Tipping is bad for the waitress
The other major reason to do away with tipping is that it is inherently discriminatory. A study by Cornell University found that customers tip more or less depending on the race of the waitstaff. It goes the other way too—waiters admit to not putting in the same amount of effort with customers that belong to racial groups that have a reputation for tipping less.
Not only this, but tipping also encourages sexual harassment in the workplace. Female waitstaff are far less likely to reprimand unwanted advances and inappropriate comments from customers when they are completely dependent on these same customers to leave big tips in order to make ends meat. I’m not just making this up off the top of my head either—readers of the Washington Post recently wrote in to share their experiences with harassment as tipped workers.
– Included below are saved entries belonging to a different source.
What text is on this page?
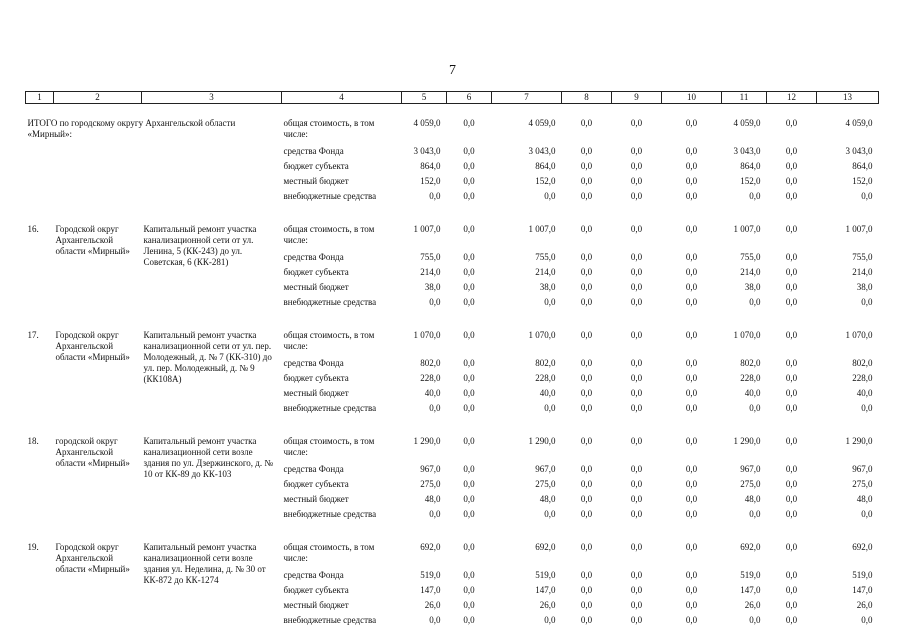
7
1	2	3	4	5	6	7	8	9	10	11	12	13

ИТОГО по городскому округу Архангельской области «Мирный»:			общая стоимость, в том числе:	4 059,0	0,0	4 059,0	0,0	0,0	0,0	4 059,0	0,0	4 059,0
			средства Фонда	3 043,0	0,0	3 043,0	0,0	0,0	0,0	3 043,0	0,0	3 043,0
			бюджет субъекта	864,0	0,0	864,0	0,0	0,0	0,0	864,0	0,0	864,0
			местный бюджет	152,0	0,0	152,0	0,0	0,0	0,0	152,0	0,0	152,0
			внебюджетные средства	0,0	0,0	0,0	0,0	0,0	0,0	0,0	0,0	0,0

16.	Городской округ Архангельской области «Мирный»	Капитальный ремонт участка канализационной сети от ул. Ленина, 5 (КК-243) до ул. Советская, 6 (КК-281)	общая стоимость, в том числе:	1 007,0	0,0	1 007,0	0,0	0,0	0,0	1 007,0	0,0	1 007,0
			средства Фонда	755,0	0,0	755,0	0,0	0,0	0,0	755,0	0,0	755,0
			бюджет субъекта	214,0	0,0	214,0	0,0	0,0	0,0	214,0	0,0	214,0
			местный бюджет	38,0	0,0	38,0	0,0	0,0	0,0	38,0	0,0	38,0
			внебюджетные средства	0,0	0,0	0,0	0,0	0,0	0,0	0,0	0,0	0,0

17.	Городской округ Архангельской области «Мирный»	Капитальный ремонт участка канализационной сети от ул. пер. Молодежный, д. № 7 (КК-310) до ул. пер. Молодежный, д. № 9 (КК108А)	общая стоимость, в том числе:	1 070,0	0,0	1 070,0	0,0	0,0	0,0	1 070,0	0,0	1 070,0
			средства Фонда	802,0	0,0	802,0	0,0	0,0	0,0	802,0	0,0	802,0
			бюджет субъекта	228,0	0,0	228,0	0,0	0,0	0,0	228,0	0,0	228,0
			местный бюджет	40,0	0,0	40,0	0,0	0,0	0,0	40,0	0,0	40,0
			внебюджетные средства	0,0	0,0	0,0	0,0	0,0	0,0	0,0	0,0	0,0

18.	городской округ Архангельской области «Мирный»	Капитальный ремонт участка канализационной сети возле здания по ул. Дзержинского, д. № 10 от КК-89 до КК-103	общая стоимость, в том числе:	1 290,0	0,0	1 290,0	0,0	0,0	0,0	1 290,0	0,0	1 290,0
			средства Фонда	967,0	0,0	967,0	0,0	0,0	0,0	967,0	0,0	967,0
			бюджет субъекта	275,0	0,0	275,0	0,0	0,0	0,0	275,0	0,0	275,0
			местный бюджет	48,0	0,0	48,0	0,0	0,0	0,0	48,0	0,0	48,0
			внебюджетные средства	0,0	0,0	0,0	0,0	0,0	0,0	0,0	0,0	0,0

19.	Городской округ Архангельской области «Мирный»	Капитальный ремонт участка канализационной сети возле здания ул. Неделина, д. № 30 от КК-872 до КК-1274	общая стоимость, в том числе:	692,0	0,0	692,0	0,0	0,0	0,0	692,0	0,0	692,0
			средства Фонда	519,0	0,0	519,0	0,0	0,0	0,0	519,0	0,0	519,0
			бюджет субъекта	147,0	0,0	147,0	0,0	0,0	0,0	147,0	0,0	147,0
			местный бюджет	26,0	0,0	26,0	0,0	0,0	0,0	26,0	0,0	26,0
			внебюджетные средства	0,0	0,0	0,0	0,0	0,0	0,0	0,0	0,0	0,0
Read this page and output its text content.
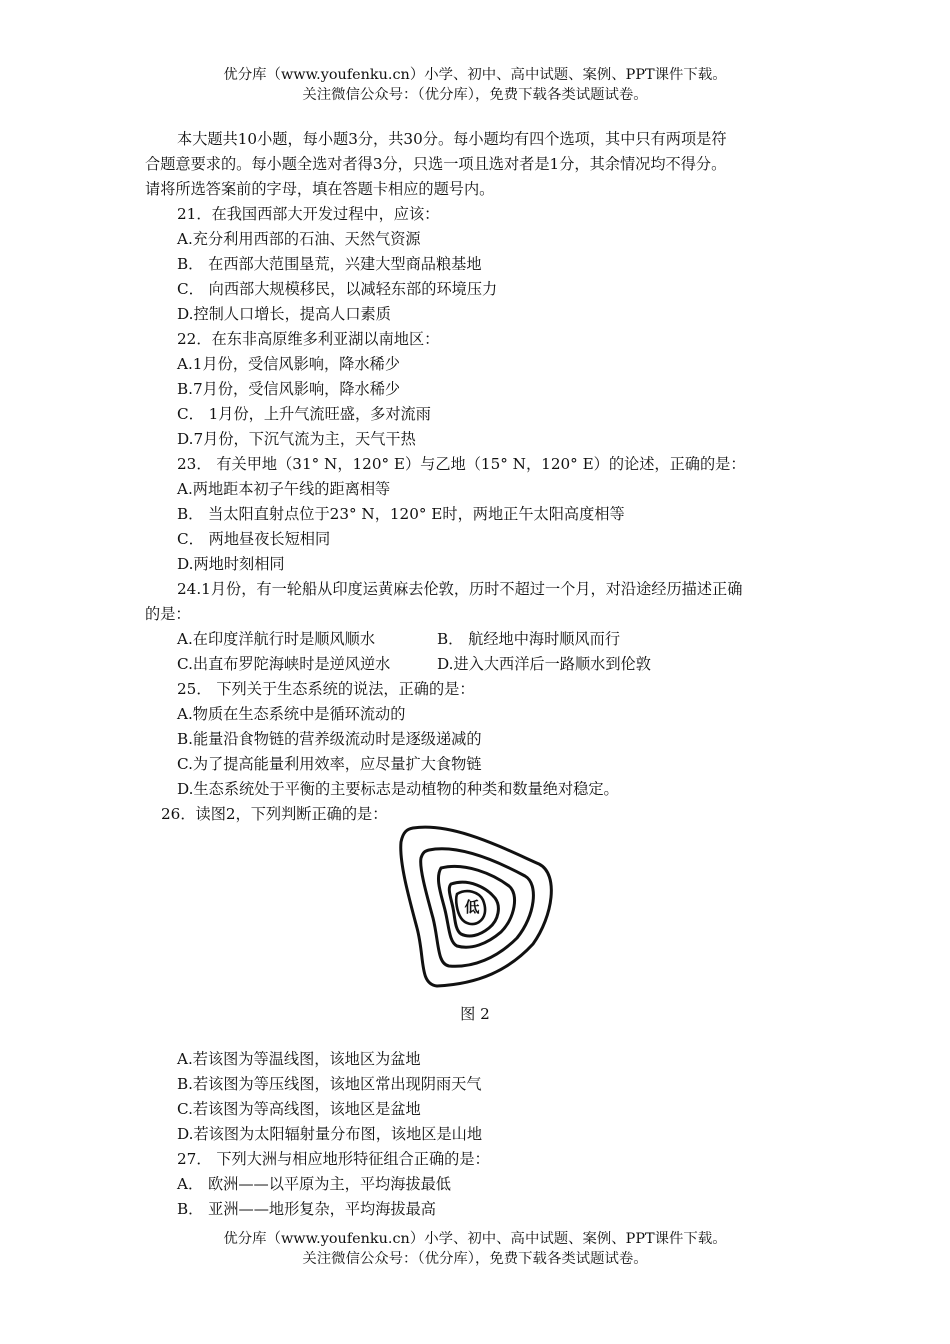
优分库（www.youfenku.cn）小学、初中、高中试题、案例、PPT课件下载。
关注微信公众号：（优分库），免费下载各类试题试卷。
本大题共10小题，每小题3分，共30分。每小题均有四个选项，其中只有两项是符
合题意要求的。每小题全选对者得3分，只选一项且选对者是1分，其余情况均不得分。
请将所选答案前的字母，填在答题卡相应的题号内。
21．在我国西部大开发过程中，应该：
A.充分利用西部的石油、天然气资源
B． 在西部大范围垦荒，兴建大型商品粮基地
C． 向西部大规模移民，以减轻东部的环境压力
D.控制人口增长，提高人口素质
22．在东非高原维多利亚湖以南地区：
A.1月份，受信风影响，降水稀少
B.7月份，受信风影响，降水稀少
C． 1月份，上升气流旺盛，多对流雨
D.7月份，下沉气流为主，天气干热
23． 有关甲地（31° N，120° E）与乙地（15° N，120° E）的论述，正确的是：
A.两地距本初子午线的距离相等
B． 当太阳直射点位于23° N，120° E时，两地正午太阳高度相等
C． 两地昼夜长短相同
D.两地时刻相同
24.1月份，有一轮船从印度运黄麻去伦敦，历时不超过一个月，对沿途经历描述正确
的是：
A.在印度洋航行时是顺风顺水	B． 航经地中海时顺风而行
C.出直布罗陀海峡时是逆风逆水	D.进入大西洋后一路顺水到伦敦
25． 下列关于生态系统的说法，正确的是：
A.物质在生态系统中是循环流动的
B.能量沿食物链的营养级流动时是逐级递减的
C.为了提高能量利用效率，应尽量扩大食物链
D.生态系统处于平衡的主要标志是动植物的种类和数量绝对稳定。
26．读图2，下列判断正确的是：
低
图 2
A.若该图为等温线图，该地区为盆地
B.若该图为等压线图，该地区常出现阴雨天气
C.若该图为等高线图，该地区是盆地
D.若该图为太阳辐射量分布图，该地区是山地
27． 下列大洲与相应地形特征组合正确的是：
A． 欧洲——以平原为主，平均海拔最低
B． 亚洲——地形复杂，平均海拔最高
优分库（www.youfenku.cn）小学、初中、高中试题、案例、PPT课件下载。
关注微信公众号：（优分库），免费下载各类试题试卷。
The tipping culture in Japan and Thailand makes so much more sense. They pay the worker a standard wage per hour, and while it might not be a huge amount, it’s still enough to live on. In Japan there is basically no tipping at all, while in Thailand the common practice is to just leave whatever coins you got back with your change. A lot of visitors from the US have a hard time leaving their tipping habits at home, but this is one practice that we shouldn’t try to impose on other countries. Teaching drivers how to merge lanes properly…that’s another story.